Опричники, ликуя, что закончился их студёный караул, потащили из костров головни, побежали к церкви.
Всовывая головни в сено и в хворост, опричники слышали, как за бревенчатыми стенами поют монахи:
— Исусе, надеждо моя, не остави мене!
Огонь охватил хворост и сено, побежал по наваленным дровам и кладбищенским крестам, прыгнул вверх по звонким брёвнам стен. Дыма не было, только дрожал воздух, и в нём играло и переливалось бледное солнце.
Бестелесный, прозрачный, янтарный вихрь пламени охватил весь храм. С кровли срывались горящие доски и плыли по воздуху, как по воде. Опричники отступали от церкви, не выдерживая жара. А из этого пекла гремели голоса:
— Исусе, помощниче мой, не отрини мене!
Малюта махнул рукой, и опричники побежали к своим коням.
Отряд опричников поскакал прочь от пустого монастыря и от пылающей посреди погоста церкви.
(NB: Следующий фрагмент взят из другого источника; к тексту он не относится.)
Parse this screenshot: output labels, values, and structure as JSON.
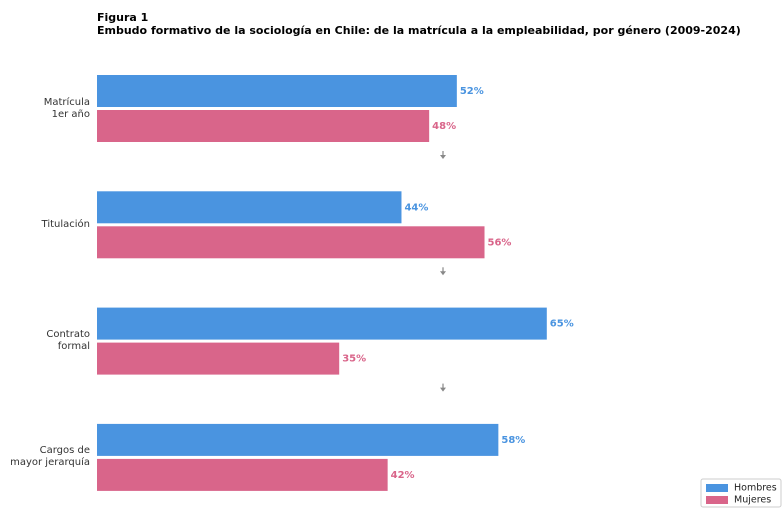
{
  "chart_data": {
    "type": "bar",
    "orientation": "horizontal",
    "title": "Figura 1",
    "subtitle": "Embudo formativo de la sociología en Chile: de la matrícula a la empleabilidad, por género (2009-2024)",
    "categories": [
      "Matrícula\n1er año",
      "Titulación",
      "Contrato\nformal",
      "Cargos de\nmayor jerarquía"
    ],
    "series": [
      {
        "name": "Hombres",
        "color": "#4a94e0",
        "values": [
          52,
          44,
          65,
          58
        ],
        "value_labels": [
          "52%",
          "44%",
          "65%",
          "58%"
        ]
      },
      {
        "name": "Mujeres",
        "color": "#d9658a",
        "values": [
          48,
          56,
          35,
          42
        ],
        "value_labels": [
          "48%",
          "56%",
          "35%",
          "42%"
        ]
      }
    ],
    "xlim": [
      0,
      100
    ],
    "legend": "lower right"
  }
}
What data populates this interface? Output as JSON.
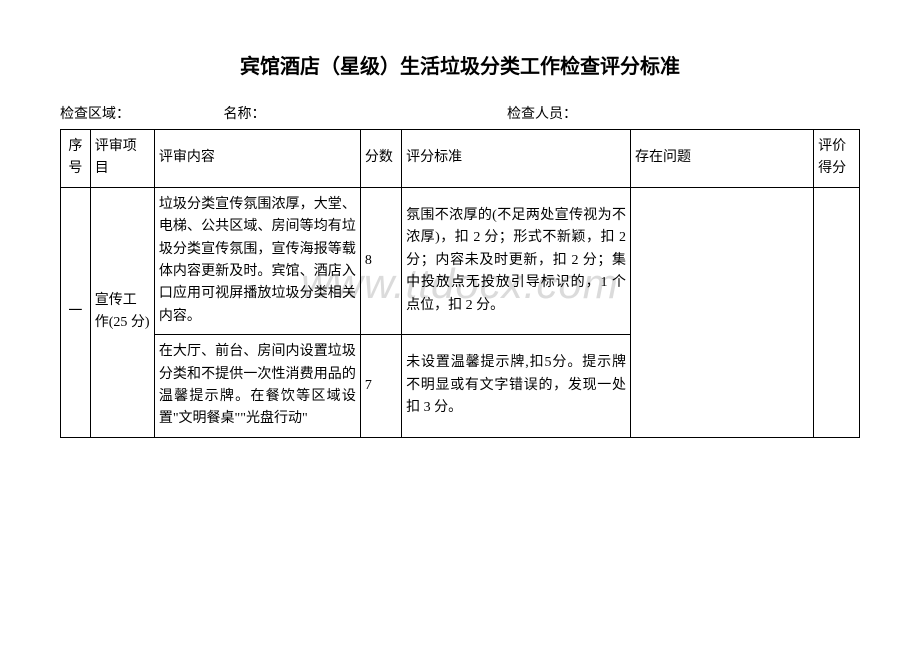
{
  "title": "宾馆酒店（星级）生活垃圾分类工作检查评分标准",
  "watermark": "www.ttdocx.com",
  "info": {
    "area_label": "检查区域：",
    "name_label": "名称：",
    "inspector_label": "检查人员："
  },
  "table": {
    "headers": {
      "seq": "序号",
      "category": "评审项目",
      "content": "评审内容",
      "score": "分数",
      "criteria": "评分标准",
      "issues": "存在问题",
      "final": "评价得分"
    },
    "styling": {
      "border_color": "#000000",
      "font_size": 14,
      "col_widths": {
        "seq": 26,
        "category": 56,
        "content": 180,
        "score": 36,
        "criteria": 200,
        "issues": 160,
        "final": 40
      }
    },
    "rows": [
      {
        "seq": "一",
        "category": "宣传工作(25 分)",
        "items": [
          {
            "content": "垃圾分类宣传氛围浓厚，大堂、电梯、公共区域、房间等均有垃圾分类宣传氛围，宣传海报等载体内容更新及时。宾馆、酒店入口应用可视屏播放垃圾分类相关内容。",
            "score": "8",
            "criteria": "氛围不浓厚的(不足两处宣传视为不浓厚)，扣 2 分；形式不新颖，扣 2 分；内容未及时更新，扣 2 分；集中投放点无投放引导标识的，1 个点位，扣 2 分。"
          },
          {
            "content": "在大厅、前台、房间内设置垃圾分类和不提供一次性消费用品的温馨提示牌。在餐饮等区域设置\"文明餐桌\"\"光盘行动\"",
            "score": "7",
            "criteria": "未设置温馨提示牌,扣5分。提示牌不明显或有文字错误的，发现一处扣 3 分。"
          }
        ]
      }
    ]
  }
}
А над истоптанным кладбищем из пожара разносилось:
— Исусе, Создателю мой, не забуди мене!
В ясном утреннем небе над Москвой по четырём сторонам небосвода еле заметно замерцали фигуры четырёх огромных Ангелов с серпами в руках. Ангелы взмахивали крыльями, и по улочкам Москвы, клубясь, неслась лёгкая позёмка.
— Исусе, Пастырю мой, не погуби мене! — пели в погибающем храме погибающие монахи.
Храм начал рушиться. Осела и разъехалась охапкой горящих брёвен колокольня. Отломился купол, огненным клубком покатился по кровле и упал на землю, разбившись на языки пламени. Блещущие трещины продольно прорезали стены церкви — и стены в облаке искр посыпались вкривь и вкось.
А в этом костре, как прежде, не умолкали живые голоса:
— Исусе, Сыне Божий, помилуй мя!
На месте храма громоздилась чудовищная груда чёрно-алых углей, по которой ещё бегали рваные лоскутья огня. Но над углями, будто парус над кораблём, высился огромный иконостас, сияющий золотом окладов и ликов во всей силе и славе.
Это вокруг алтаря, над могилой Филиппа, словно бы невидимая рука очертила спасительный круг-оберег. В его пределах и оказался иконостас — и все монахи, что лежали под ним и пели.
Глава 15
ОДИНОЧЕСТВО ДЕСПОТА
Иоанн приехал в пыточный городок на рассвете. К его приезду всё уже было готово.
Плотники всё достроили, опричники навесили все верёвки, завязали все узлы и наточили все топоры. Брёвна, доски, обрезь, щепу, стружки — всё увезли. Горели костры, возле которых грелись стражники и палачи. Митька Плещеев и Васька Грязной для тепла тузились друг с другом на кулачках.